Henri Tincq a su rendre fascinant cet homme austère, qui impressionnait par son air de prophète et dérangeait par sa volonté de s'immiscer dans le débat public. Dans cette biographie non hagiographique menée tambour battant, l'ancien journaliste à La Croix et au Monde parvient à saisir ce cardinal pressé, ce prince de l'Eglise qui "aime le feu de l'action politique", cet homme d'apparente contradiction qui jaillit ici dans sa vérité spirituelle de juif et de chrétien.
On se souvient de la boutade de Pierre Desproges : "Tous les archevêques de Paris sont juifs." Henri Tincq rappelle combien Lustiger s'est investi dans sa mission pour Israël, pour rapprocher deux communautés, deux peuples, mais aussi combien il s'est mobilisé pour calmer la polémique autour du carmel d'Auschwitz et la façon dont il s'en est pris à Jean-Marie Le Pen après les propos sur le "détail" de l'histoire, lui dont la mère est morte à Auschwitz après avoir été dénoncée par une voisine qui voulait récupérer l'appartement.
Inspiré par le théologien Henri de Lubac, porté par Jean-Paul II qui le fait évêque d'Orléans - la ville où il s'était converti en 1940 - puis archevêque de Paris, Jean-Marie Lustiger avance avec la conviction qu'il faut changer les choses. "L'histoire du siècle et son histoire personnelle se confondent chez Jean-Marie Lustiger dans une même perception du tragique de l'existence humaine."
Homme de médias - il est le créateur de Radio Notre-Dame et de la chaîne de télévision KTO, il fut aussi un intellectuel engagé qui fréquenta François Mitterrand tout en croisant le fer contre les socialistes pour défendre l'école catholique. "En régime de séparation de l'Eglise et de l'Etat, le seul discours officiel prononcé le jour des obsèques de François Mitterrand aura été cette homélie du cardinal archevêque de Paris."
Avec la même vigueur, cet académicien français n'hésita pas à fustiger La dernière tentation du Christ de Martin Scorsese ou à prendre position dans les débats éthiques sur l'embryon ou le sida.
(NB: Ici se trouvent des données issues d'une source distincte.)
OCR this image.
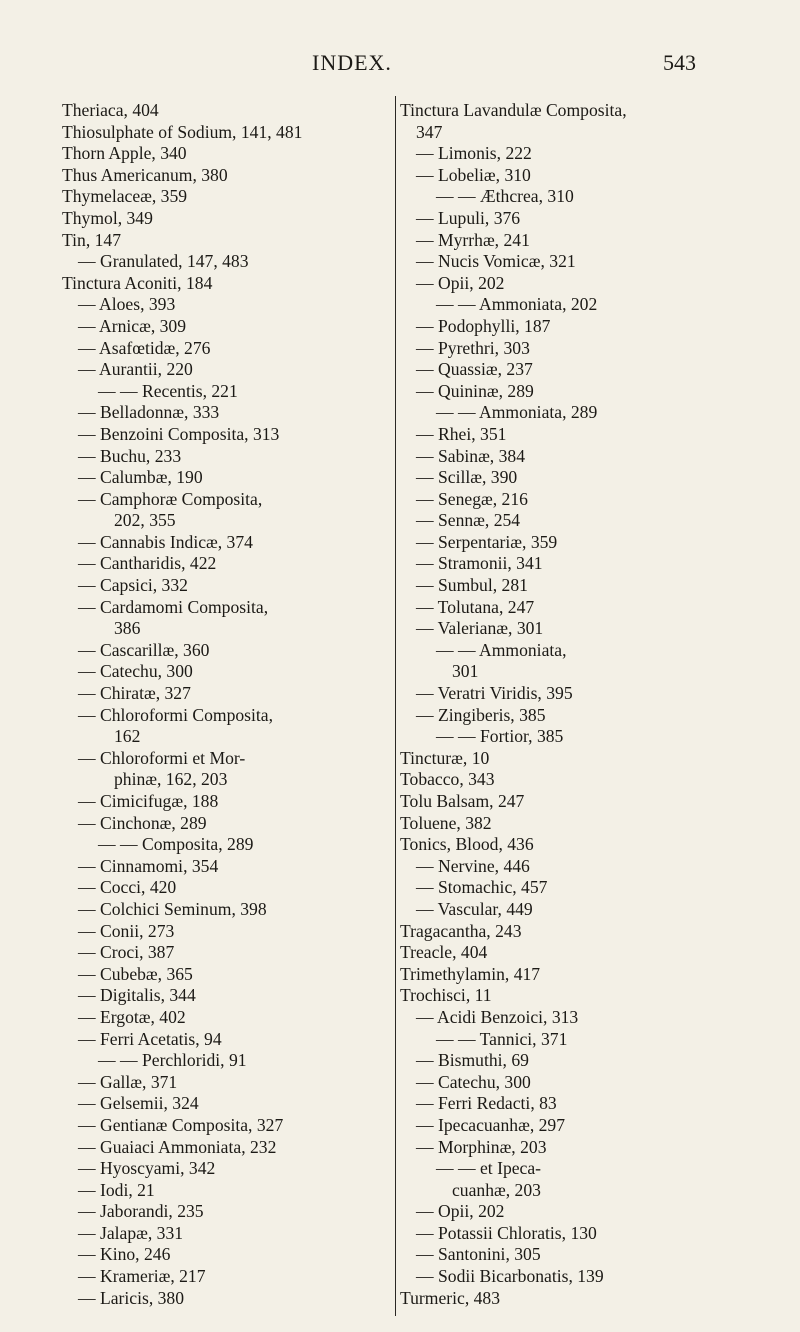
INDEX.	543
Theriaca, 404
Thiosulphate of Sodium, 141, 481
Thorn Apple, 340
Thus Americanum, 380
Thymelaceæ, 359
Thymol, 349
Tin, 147
— Granulated, 147, 483
Tinctura Aconiti, 184
— Aloes, 393
— Arnicæ, 309
— Asafœtidæ, 276
— Aurantii, 220
— — Recentis, 221
— Belladonnæ, 333
— Benzoini Composita, 313
— Buchu, 233
— Calumbæ, 190
— Camphoræ Composita,
202, 355
— Cannabis Indicæ, 374
— Cantharidis, 422
— Capsici, 332
— Cardamomi Composita,
386
— Cascarillæ, 360
— Catechu, 300
— Chiratæ, 327
— Chloroformi Composita,
162
— Chloroformi et Mor-
phinæ, 162, 203
— Cimicifugæ, 188
— Cinchonæ, 289
— — Composita, 289
— Cinnamomi, 354
— Cocci, 420
— Colchici Seminum, 398
— Conii, 273
— Croci, 387
— Cubebæ, 365
— Digitalis, 344
— Ergotæ, 402
— Ferri Acetatis, 94
— — Perchloridi, 91
— Gallæ, 371
— Gelsemii, 324
— Gentianæ Composita, 327
— Guaiaci Ammoniata, 232
— Hyoscyami, 342
— Iodi, 21
— Jaborandi, 235
— Jalapæ, 331
— Kino, 246
— Krameriæ, 217
— Laricis, 380
Tinctura Lavandulæ Composita,
347
— Limonis, 222
— Lobeliæ, 310
— — Æthcrea, 310
— Lupuli, 376
— Myrrhæ, 241
— Nucis Vomicæ, 321
— Opii, 202
— — Ammoniata, 202
— Podophylli, 187
— Pyrethri, 303
— Quassiæ, 237
— Quininæ, 289
— — Ammoniata, 289
— Rhei, 351
— Sabinæ, 384
— Scillæ, 390
— Senegæ, 216
— Sennæ, 254
— Serpentariæ, 359
— Stramonii, 341
— Sumbul, 281
— Tolutana, 247
— Valerianæ, 301
— — Ammoniata,
301
— Veratri Viridis, 395
— Zingiberis, 385
— — Fortior, 385
Tincturæ, 10
Tobacco, 343
Tolu Balsam, 247
Toluene, 382
Tonics, Blood, 436
— Nervine, 446
— Stomachic, 457
— Vascular, 449
Tragacantha, 243
Treacle, 404
Trimethylamin, 417
Trochisci, 11
— Acidi Benzoici, 313
— — Tannici, 371
— Bismuthi, 69
— Catechu, 300
— Ferri Redacti, 83
— Ipecacuanhæ, 297
— Morphinæ, 203
— — et Ipeca-
cuanhæ, 203
— Opii, 202
— Potassii Chloratis, 130
— Santonini, 305
— Sodii Bicarbonatis, 139
Turmeric, 483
Présent sur tous les fronts, de l'éducation à l'évangélisation, cet "intellectuel passionné et résolument moderne" s'attirera des fidélités absolues et des inimitiés profondes. "Il se prend pour Dieu, disent ses ennemis. Tout ce qu'il n'a pas créé n'existe pas." Il reste en tout cas un homme d'une sincérité absolue - donc dérangeante - qui a donné à l'Eglise de France l'étincelle des années 1980 en la faisant entrer dans l'ère médiatique.